Le gratte-papier valida quelques coches ici et là sur son formulaire, puis leva un œil peu intéressé vers son interlocuteur. L'homme en question était un quadragénaire que des décennies de travail acharné avaient vieilli. Il avait des rides à tous les endroits du visage, qui laissaient penser qu'il était encore plus vieux. Ses mains étaient celles des travailleurs manuels : ses doigts étaient gros, presque grossiers, colorés en nuances de noirs. Sa peau était épaisse, suffisamment épaisse pour ne pas abîmer la chair en dessous après des années à porter, agripper, taper, soulever, des quantités de choses. Un vrai travailleur. Certains diront même que les jeunes générations ne seraient plus capables de produire une telle force de la nature.

"- Engagé. Bienvenue chez Omega Industries." Répondit le bureaucrate, qui ne daigna même pas serrer la main de son futur collègue.

Collègue, collègue, c'était vite dit. Les deux individus n'auraient quasiment rien en commun au sein de l'entreprise qui émergeait à l'extrémité d'Armada. Un immense complexe prenait vie devant les yeux des nouveaux employés. C'étaient plusieurs dizaines de bâtiments aux fonctions diverses et variées qui poussaient de la terre – ou plutôt de la mer. Les employés de bureau n'auraient, a priori, pas besoin de se rendre sur les sites de production à proprement parler. Tous les constructeurs disponibles sur la cité pirate avaient été embauchés par Mountbatten pour avancer au plus vite sur les travaux.

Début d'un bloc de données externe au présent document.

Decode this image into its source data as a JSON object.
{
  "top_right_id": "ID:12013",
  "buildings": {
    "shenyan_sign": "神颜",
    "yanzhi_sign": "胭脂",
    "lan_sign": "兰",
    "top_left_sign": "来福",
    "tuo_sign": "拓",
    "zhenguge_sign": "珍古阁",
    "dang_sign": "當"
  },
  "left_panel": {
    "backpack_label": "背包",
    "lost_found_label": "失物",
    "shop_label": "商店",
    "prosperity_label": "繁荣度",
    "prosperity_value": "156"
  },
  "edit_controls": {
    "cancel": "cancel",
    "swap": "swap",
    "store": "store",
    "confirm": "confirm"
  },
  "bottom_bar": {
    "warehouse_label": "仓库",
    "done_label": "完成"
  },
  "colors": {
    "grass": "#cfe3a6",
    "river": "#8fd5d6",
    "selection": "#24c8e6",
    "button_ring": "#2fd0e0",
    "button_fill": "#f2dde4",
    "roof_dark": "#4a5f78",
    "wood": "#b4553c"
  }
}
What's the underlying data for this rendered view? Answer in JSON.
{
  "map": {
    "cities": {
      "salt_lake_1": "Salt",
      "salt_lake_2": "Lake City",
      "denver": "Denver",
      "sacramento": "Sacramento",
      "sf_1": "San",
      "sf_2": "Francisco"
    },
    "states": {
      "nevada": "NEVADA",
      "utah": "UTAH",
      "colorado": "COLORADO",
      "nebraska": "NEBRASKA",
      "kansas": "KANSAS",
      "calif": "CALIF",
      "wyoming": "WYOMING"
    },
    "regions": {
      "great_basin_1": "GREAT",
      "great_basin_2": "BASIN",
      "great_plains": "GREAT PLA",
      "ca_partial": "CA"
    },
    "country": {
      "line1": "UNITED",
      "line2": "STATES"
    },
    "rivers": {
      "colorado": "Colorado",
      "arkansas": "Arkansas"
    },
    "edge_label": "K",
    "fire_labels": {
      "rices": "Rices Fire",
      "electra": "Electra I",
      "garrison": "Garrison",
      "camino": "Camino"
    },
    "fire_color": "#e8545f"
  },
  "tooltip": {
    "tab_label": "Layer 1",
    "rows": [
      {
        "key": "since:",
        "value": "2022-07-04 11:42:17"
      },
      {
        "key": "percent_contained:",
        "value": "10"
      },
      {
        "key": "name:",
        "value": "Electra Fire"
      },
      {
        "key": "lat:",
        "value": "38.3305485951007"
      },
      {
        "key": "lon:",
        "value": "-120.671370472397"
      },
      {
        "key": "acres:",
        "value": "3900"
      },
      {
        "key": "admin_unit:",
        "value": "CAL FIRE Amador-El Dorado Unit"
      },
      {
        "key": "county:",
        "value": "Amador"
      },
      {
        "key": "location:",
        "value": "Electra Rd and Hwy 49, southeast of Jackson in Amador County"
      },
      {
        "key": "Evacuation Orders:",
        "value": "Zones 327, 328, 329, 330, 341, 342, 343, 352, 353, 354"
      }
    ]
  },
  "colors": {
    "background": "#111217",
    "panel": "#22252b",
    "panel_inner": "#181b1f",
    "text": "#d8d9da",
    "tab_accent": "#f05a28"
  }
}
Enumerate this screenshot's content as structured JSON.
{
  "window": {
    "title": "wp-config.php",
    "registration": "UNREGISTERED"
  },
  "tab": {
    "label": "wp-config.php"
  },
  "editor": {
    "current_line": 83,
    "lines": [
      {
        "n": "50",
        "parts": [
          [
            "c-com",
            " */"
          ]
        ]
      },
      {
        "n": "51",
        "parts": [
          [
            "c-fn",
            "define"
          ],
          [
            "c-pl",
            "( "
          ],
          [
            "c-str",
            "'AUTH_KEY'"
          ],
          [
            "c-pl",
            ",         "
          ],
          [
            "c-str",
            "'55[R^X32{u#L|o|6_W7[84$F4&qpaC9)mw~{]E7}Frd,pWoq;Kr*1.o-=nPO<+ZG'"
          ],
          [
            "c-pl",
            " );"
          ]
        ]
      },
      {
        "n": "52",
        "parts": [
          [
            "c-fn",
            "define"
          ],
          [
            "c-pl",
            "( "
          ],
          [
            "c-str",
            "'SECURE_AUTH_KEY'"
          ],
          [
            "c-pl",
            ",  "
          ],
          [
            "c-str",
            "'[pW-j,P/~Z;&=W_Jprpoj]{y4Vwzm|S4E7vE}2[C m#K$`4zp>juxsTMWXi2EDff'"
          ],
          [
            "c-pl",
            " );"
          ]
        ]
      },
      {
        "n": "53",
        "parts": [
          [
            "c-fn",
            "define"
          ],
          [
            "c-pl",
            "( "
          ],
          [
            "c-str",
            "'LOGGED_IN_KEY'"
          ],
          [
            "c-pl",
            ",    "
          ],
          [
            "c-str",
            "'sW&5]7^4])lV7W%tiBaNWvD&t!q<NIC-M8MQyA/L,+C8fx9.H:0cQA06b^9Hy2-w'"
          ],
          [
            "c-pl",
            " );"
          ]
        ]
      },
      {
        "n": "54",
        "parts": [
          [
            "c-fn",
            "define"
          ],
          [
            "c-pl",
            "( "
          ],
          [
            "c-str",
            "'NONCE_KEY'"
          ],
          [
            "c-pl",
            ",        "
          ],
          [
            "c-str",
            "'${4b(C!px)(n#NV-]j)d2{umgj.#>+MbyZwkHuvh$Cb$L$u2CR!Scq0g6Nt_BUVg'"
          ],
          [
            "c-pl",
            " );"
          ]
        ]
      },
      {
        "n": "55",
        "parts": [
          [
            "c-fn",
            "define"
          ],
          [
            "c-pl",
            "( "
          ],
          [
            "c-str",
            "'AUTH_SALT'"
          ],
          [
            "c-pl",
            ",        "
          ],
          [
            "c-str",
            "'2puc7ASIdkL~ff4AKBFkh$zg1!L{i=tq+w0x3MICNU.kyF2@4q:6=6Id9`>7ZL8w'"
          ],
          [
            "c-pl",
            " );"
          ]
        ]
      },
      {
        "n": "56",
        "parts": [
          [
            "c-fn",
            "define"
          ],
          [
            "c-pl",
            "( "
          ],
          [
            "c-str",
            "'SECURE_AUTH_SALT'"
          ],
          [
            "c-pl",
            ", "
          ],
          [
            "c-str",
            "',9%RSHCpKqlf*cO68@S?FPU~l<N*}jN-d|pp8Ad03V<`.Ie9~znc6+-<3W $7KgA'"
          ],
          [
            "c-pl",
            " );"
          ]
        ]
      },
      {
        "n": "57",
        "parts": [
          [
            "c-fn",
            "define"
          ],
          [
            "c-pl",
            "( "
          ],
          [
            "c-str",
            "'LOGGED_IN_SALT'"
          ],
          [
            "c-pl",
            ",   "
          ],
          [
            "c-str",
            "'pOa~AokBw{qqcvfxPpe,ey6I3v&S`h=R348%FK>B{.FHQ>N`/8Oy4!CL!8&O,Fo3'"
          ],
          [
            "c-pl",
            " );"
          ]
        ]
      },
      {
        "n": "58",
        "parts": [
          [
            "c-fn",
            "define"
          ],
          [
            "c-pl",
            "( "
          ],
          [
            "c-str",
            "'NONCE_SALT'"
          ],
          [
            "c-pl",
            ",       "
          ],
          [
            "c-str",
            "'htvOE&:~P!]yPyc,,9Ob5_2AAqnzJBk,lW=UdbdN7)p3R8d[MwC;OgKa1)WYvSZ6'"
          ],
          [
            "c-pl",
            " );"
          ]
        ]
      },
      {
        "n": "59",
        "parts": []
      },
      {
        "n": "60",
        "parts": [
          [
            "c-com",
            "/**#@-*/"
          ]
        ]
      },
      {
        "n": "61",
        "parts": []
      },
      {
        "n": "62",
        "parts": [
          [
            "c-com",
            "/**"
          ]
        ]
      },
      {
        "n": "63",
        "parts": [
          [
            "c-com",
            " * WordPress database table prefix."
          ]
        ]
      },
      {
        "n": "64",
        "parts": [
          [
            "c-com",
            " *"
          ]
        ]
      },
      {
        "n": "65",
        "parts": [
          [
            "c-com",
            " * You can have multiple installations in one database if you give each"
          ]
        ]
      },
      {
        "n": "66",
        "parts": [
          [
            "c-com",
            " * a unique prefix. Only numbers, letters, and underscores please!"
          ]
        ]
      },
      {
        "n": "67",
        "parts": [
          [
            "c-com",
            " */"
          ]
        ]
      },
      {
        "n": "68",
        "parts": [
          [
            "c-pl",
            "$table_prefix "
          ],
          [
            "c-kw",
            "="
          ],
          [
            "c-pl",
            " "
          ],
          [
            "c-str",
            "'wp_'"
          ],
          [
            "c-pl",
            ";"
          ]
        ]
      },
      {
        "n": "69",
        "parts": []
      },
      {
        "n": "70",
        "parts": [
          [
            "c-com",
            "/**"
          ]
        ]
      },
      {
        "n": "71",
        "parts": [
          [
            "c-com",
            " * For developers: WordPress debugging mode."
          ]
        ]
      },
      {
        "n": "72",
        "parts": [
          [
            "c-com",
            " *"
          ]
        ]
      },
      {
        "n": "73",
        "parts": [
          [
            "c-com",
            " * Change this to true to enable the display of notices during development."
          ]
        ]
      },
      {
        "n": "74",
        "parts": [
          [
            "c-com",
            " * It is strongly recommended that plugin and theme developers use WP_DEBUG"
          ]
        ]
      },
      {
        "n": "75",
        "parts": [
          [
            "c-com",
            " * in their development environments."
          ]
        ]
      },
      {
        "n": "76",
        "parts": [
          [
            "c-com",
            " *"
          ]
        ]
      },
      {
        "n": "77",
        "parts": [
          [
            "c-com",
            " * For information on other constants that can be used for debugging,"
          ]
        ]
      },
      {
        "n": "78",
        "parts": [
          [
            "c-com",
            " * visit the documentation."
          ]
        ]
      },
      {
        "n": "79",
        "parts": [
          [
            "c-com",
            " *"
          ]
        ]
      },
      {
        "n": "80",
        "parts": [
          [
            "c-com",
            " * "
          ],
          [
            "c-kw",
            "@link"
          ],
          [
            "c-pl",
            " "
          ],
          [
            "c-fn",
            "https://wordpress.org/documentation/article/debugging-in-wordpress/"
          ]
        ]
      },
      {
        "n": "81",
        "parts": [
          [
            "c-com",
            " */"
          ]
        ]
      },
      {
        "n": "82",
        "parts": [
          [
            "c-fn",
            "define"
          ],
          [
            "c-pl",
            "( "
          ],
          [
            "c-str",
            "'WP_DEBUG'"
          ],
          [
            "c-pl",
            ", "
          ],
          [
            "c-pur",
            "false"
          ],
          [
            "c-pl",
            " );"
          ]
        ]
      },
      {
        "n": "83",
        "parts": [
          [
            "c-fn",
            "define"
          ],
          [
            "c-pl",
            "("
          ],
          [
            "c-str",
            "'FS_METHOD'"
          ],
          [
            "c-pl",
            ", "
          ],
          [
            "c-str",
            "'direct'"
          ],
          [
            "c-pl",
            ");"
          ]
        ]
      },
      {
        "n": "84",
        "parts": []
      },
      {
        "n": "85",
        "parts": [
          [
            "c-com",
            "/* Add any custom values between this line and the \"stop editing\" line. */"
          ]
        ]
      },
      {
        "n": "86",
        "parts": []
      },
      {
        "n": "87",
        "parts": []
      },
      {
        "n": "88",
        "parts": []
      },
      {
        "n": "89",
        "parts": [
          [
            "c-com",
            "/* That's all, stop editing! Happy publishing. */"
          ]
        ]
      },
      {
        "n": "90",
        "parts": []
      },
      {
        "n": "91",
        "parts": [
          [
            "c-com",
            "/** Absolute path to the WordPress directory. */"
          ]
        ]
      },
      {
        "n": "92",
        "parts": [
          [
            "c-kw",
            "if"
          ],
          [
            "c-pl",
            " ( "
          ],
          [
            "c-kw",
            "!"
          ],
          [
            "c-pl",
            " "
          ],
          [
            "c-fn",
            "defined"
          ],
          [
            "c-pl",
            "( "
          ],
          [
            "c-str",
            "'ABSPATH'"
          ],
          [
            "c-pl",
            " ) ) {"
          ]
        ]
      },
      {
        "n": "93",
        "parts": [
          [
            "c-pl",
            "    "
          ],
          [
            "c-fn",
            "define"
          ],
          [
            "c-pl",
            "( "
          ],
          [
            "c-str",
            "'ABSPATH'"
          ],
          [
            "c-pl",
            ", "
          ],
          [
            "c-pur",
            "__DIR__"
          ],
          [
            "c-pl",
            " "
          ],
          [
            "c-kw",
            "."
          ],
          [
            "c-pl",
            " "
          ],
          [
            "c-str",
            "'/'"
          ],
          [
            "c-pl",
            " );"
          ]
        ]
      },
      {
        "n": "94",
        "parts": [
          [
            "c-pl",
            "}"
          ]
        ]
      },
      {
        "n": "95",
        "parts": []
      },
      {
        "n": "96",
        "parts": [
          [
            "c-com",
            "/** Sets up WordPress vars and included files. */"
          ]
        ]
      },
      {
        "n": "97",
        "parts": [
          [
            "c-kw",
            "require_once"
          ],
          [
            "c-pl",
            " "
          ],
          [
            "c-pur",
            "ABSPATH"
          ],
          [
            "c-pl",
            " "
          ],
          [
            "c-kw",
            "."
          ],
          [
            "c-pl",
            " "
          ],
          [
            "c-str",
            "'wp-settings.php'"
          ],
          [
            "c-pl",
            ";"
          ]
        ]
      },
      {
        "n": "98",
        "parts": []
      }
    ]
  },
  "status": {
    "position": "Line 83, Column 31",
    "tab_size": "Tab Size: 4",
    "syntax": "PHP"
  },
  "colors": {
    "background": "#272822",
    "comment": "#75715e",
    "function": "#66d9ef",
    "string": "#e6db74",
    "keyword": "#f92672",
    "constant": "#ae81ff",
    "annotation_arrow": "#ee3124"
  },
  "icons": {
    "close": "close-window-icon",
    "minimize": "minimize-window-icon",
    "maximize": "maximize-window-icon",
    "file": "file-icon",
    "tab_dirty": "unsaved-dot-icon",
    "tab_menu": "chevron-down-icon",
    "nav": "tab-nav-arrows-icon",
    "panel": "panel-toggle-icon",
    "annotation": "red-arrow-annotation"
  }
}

Le marché de l'armement n'attendait pas, et il le savait bien.

Des centaines de personnes s'étaient réunies ce jour-là, aux franges de la ville, pour être embauché. Mount avait collé plusieurs affiches signalant la vague de recrutement. À la clé, 'une bonne paie et une bonne situation'. C'était tout ce que les malheureux voulaient, après tout. Et puis ce n'était pas une promesse vaine : si l'antenne d'Armada arrivait à dégager les mêmes revenus que celle de Terra, alors fortune et prospérité s'abattrait sur ceux qui soutiendraient le projet.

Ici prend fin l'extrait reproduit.